Avril 1975, deux mille soldats gouvernementaux tentent de de résister a l’offensive des Khmers rouge a Neak Luong, province de Preg Veng, sur la route N°1 qui mène à Phnom Penh. Sylvain Julienne vit alors dans la capitale avec son ami Sou Vitchi, stringer pour AP et correspondant de l’agence Gamma. Les informations parlent d’un moment décisif pour la ville.  Ils décident donc de s’y rendre.  Ni la route, ni le Mekong ne semblent être un bon choix ; c’est en hélicoptère qu’ils s’y rendent.

C’est à Neak Luong, que Sylvain va faire un geste qui va changer sa vie et surtout celle de Phalli, la petite fille Cambodgienne qu’il va sauver de l’enfer, puis adopter et ramener en France.

Dès son retour nous nous sommes retrouvé à Cogolin chez des amis  avec Phally, Nous parlâmes beaucoup de ce moment du Cambodge. Sylvain est reparti à Paris. Il a confié Phally a ses parents à Evreux, puis il s’est enfermé dans son appartement pour « digérer » l’horreur de ce conflit, et,  surtout, la perte de son ami Sou Vitchi, victime de la « comptabilité de l’agence Gamma, qui devait calculer le montant des piges de Sou Vitchi pour lui envoyer de l’argent ! », alors qu’il était otage à l’ambassade de France. Pour Sylvain l’amitié était une valeur sincère et profonde. Il était un être profondément sensible.
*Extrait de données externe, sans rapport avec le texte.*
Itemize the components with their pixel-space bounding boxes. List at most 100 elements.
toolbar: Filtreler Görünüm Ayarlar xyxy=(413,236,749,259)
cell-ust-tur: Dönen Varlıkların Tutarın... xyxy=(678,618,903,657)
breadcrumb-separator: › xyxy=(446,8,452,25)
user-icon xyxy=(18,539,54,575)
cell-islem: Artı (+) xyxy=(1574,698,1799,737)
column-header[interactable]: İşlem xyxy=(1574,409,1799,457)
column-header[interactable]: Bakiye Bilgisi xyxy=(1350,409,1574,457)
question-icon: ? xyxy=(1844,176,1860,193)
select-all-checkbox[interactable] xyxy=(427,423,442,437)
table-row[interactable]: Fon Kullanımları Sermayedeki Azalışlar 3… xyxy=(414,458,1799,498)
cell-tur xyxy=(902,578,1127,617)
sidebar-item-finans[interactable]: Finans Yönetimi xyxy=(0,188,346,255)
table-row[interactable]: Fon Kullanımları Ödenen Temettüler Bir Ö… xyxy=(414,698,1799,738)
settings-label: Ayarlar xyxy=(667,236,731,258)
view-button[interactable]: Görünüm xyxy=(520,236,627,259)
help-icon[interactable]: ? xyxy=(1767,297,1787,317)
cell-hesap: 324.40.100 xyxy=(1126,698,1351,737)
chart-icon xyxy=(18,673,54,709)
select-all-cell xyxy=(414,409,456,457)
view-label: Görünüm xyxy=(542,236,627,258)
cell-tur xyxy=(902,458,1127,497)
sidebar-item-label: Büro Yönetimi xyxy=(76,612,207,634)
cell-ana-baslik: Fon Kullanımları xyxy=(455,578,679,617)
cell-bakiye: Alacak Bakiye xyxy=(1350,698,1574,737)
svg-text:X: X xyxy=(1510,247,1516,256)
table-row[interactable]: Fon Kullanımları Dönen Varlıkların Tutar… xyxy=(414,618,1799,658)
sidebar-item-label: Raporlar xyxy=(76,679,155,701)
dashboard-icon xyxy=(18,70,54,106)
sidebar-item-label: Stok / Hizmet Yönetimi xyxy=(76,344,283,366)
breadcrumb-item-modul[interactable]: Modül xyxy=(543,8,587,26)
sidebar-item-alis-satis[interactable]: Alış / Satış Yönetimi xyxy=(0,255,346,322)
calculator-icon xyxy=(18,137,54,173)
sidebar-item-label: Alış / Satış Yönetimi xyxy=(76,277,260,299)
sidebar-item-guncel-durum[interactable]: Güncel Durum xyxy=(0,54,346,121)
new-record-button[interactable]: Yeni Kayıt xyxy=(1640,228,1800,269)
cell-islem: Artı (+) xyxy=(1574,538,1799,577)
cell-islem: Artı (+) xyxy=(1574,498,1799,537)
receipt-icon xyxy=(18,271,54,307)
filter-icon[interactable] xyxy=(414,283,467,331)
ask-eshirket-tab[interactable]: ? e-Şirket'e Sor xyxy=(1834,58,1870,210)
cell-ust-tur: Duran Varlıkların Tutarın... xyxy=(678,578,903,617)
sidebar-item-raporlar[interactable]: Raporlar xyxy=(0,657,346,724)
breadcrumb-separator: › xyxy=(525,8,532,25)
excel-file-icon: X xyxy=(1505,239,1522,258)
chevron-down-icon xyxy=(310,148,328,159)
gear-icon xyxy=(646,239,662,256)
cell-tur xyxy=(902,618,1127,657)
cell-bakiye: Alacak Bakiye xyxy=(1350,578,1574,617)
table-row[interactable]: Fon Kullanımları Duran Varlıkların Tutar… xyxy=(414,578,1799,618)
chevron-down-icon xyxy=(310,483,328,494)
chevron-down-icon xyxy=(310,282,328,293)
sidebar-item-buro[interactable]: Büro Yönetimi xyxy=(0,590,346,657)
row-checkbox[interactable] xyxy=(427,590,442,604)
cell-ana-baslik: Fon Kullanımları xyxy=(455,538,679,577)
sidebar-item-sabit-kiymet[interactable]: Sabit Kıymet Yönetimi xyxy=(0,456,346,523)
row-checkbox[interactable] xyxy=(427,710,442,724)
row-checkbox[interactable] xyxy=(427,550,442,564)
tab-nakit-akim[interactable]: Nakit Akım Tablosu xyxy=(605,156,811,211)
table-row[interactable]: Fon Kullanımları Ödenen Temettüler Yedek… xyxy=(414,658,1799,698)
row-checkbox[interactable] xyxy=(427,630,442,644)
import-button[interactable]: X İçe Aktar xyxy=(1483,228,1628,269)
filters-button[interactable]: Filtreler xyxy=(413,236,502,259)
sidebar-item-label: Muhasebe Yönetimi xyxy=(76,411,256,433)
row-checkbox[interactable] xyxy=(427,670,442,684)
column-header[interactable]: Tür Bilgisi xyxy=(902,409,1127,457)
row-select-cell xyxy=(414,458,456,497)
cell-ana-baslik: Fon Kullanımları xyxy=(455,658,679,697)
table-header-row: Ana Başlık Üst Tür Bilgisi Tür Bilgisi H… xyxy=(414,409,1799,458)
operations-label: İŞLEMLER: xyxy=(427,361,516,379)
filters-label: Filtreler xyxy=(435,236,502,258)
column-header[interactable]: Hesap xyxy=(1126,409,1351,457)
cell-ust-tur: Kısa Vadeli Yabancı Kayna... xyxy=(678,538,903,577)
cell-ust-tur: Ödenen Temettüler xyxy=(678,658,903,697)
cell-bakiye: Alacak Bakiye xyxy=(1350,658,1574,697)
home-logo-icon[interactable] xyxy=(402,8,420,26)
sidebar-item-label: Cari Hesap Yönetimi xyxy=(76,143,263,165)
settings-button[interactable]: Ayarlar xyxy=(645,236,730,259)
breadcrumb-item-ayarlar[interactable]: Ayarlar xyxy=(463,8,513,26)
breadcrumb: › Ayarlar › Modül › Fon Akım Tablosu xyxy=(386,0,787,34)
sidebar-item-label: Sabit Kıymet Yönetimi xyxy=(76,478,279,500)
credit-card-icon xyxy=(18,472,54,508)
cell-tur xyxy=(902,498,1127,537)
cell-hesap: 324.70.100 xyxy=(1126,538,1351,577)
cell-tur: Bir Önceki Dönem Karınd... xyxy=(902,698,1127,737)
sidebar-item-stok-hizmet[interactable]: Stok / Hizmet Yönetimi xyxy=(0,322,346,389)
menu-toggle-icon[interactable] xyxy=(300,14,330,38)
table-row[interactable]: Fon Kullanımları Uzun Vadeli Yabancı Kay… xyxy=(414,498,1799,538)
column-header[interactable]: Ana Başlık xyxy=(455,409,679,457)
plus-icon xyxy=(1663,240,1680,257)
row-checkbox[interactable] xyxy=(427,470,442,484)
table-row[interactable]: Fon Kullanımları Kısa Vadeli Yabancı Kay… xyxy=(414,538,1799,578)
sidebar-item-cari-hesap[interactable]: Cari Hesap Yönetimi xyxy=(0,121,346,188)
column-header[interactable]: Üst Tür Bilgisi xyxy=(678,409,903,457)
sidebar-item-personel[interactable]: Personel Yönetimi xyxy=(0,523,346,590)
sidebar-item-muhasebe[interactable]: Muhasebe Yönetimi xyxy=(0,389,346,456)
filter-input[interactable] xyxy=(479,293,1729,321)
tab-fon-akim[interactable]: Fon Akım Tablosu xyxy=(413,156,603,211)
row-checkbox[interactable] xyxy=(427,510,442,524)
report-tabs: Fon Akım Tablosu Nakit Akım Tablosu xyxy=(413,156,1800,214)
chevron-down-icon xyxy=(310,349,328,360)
Le Cambodge marqua un tournant dans sa vie. Ce qu’il y vit – la guerre, la souffrance, l’horreur – le bouleversa à jamais. À son retour, il tenta de reprendre pied, notamment à Paris, mais l’épreuve laissa des traces profondes. Traumatisé, il finit par s’éloigner du reportage, comme on tourne la page d’un chapitre trop douloureux.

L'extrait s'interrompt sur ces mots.